EMBO l FEBS Women in Science Session Print E-mail

Monday 12 September 18:45-20:00 - Yellow Level, Room OE F2

The Nature & Nurture of Gender


Melissa Hines

Department of Social & Developmental Psychology, University of Cambridge, UK

Session chair: Gerlind Wallon DE

Are men from Mars and women from Venus?  The available evidence suggests that men and women, as well as girls and boys, are largely similar psychologically, behaviorally and neurally.  There are some average differences between the sexes, however, and these differences appear to arise from combinations of factors, some inborn, and others social or cultural. Also, gender is multi-faceted, rather than one- or even two-dimensional, and each facet of gendered behavior appears to arise from a different combination of factors, some in the realm of nature and others in the realm of nurture. For instance, children show large sex differences in their toy and activity preferences. Boys prefer rough, active play and toys like vehicles and weapons, whereas girls prefer toys like dolls and tea sets. 

Similar sex-typed play preferences are seen in non-human primates, and there is substantial evidence that prenatal exposure to testosterone influences human sex-typed toy preferences. At the same time, however, there is substantial evidence that children are socialized to choose gender appropriate toys, and that they imitate the toy preferences of others of the same sex and show increased interest in toys that they are told are for children of their own sex. 
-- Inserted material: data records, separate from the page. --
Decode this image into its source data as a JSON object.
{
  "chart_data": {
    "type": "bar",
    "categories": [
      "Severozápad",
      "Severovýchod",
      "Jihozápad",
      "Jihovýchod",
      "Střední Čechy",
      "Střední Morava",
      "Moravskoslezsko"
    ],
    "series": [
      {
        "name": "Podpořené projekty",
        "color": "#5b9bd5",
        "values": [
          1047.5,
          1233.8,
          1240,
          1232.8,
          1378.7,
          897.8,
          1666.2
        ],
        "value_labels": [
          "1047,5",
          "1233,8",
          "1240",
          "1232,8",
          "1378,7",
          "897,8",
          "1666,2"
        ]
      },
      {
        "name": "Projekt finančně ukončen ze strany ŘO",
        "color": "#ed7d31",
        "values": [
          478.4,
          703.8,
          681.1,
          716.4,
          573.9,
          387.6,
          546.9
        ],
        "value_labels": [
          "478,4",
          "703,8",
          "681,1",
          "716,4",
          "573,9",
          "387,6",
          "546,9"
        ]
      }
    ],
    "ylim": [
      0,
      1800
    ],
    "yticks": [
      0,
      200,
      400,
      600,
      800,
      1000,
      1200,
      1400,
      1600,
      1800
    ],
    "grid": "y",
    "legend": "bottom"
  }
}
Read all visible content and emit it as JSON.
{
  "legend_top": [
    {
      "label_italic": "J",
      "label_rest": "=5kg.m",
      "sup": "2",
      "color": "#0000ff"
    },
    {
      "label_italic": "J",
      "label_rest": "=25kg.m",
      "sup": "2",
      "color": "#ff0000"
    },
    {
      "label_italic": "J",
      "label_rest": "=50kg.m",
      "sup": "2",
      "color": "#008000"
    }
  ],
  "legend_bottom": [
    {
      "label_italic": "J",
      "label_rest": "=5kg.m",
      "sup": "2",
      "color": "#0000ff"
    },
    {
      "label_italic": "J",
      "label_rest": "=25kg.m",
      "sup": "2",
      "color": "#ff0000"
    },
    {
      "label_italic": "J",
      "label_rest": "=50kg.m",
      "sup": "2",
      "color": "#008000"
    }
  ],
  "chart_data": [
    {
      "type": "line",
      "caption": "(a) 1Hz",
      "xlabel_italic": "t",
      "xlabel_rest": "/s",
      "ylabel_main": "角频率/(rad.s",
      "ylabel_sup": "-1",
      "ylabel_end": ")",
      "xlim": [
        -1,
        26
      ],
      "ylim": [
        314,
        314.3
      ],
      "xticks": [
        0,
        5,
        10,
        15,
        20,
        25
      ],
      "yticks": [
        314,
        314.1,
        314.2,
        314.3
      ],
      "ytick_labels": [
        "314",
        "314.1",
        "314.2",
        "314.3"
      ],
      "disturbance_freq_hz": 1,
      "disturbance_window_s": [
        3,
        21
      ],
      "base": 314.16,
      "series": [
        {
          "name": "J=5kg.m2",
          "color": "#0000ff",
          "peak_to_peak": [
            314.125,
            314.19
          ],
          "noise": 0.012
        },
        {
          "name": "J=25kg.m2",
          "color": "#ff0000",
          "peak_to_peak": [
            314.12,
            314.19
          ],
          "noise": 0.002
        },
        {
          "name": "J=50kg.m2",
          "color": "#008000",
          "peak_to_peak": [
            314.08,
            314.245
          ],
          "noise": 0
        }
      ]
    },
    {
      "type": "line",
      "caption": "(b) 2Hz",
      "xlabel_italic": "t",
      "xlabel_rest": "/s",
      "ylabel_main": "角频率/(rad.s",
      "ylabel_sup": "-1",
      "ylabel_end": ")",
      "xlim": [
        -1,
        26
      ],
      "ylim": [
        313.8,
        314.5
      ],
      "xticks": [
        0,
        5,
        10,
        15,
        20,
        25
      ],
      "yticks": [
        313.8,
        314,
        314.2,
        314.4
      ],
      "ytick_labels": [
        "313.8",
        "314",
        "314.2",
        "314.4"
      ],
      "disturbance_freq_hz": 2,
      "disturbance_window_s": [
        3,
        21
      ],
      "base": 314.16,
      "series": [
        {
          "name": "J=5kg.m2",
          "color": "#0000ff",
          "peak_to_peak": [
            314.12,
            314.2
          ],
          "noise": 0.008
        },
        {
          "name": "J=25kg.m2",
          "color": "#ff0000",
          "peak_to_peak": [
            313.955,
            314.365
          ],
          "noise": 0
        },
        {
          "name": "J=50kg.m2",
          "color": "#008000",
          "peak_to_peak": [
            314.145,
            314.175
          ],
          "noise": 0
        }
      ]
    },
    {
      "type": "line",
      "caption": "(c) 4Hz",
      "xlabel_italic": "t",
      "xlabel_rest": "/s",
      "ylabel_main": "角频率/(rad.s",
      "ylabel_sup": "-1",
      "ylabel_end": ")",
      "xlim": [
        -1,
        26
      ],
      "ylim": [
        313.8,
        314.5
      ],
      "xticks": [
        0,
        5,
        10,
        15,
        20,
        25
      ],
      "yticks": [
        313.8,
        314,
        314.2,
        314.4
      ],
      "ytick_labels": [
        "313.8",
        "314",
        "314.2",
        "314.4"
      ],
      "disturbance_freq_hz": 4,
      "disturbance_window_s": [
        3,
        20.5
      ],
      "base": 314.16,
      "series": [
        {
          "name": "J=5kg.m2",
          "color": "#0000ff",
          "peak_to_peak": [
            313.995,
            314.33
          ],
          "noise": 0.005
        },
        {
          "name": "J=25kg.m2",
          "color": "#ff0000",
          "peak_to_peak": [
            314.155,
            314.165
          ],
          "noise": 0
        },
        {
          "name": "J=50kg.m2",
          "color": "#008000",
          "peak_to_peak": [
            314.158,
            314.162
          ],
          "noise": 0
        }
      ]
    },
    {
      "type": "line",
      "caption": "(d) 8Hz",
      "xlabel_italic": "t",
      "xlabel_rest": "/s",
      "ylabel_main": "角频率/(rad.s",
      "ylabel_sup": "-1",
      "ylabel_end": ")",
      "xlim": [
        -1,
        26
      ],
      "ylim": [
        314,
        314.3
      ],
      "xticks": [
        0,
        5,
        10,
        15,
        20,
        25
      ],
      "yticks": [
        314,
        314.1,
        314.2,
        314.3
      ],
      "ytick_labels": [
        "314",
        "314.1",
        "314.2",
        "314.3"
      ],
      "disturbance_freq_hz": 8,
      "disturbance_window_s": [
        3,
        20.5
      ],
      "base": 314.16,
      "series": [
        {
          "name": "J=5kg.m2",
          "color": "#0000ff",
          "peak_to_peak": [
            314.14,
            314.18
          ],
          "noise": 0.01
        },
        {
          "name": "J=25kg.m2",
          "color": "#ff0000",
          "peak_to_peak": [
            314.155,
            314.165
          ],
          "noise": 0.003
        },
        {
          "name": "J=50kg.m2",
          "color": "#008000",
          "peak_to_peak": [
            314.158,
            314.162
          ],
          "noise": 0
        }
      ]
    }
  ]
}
The factors that have been found to influence the interests of girls and boys are not identical to those that influence adult sexual orientation, gender identity, or cognitive abilities that show sex differences.  Indeed, the male advantage in math performance in our society appears to be more closely linked to social and cultural factors, than are sex differences in play. The “Mars/Venus” and “Male Brain/Female Brain” perspectives are incomplete and over-emphasize inborn contributions to gender variability. 

Although it is important to understand inborn influences, the over-emphasis on nature, particularly in regard to men and women’s math and, by association, science performance, is damaging, because it lowers expectations regarding the potential of women.  This is particularly unfortunate given the growing need to attract more individuals, regardless of gender, to pursue careers in science.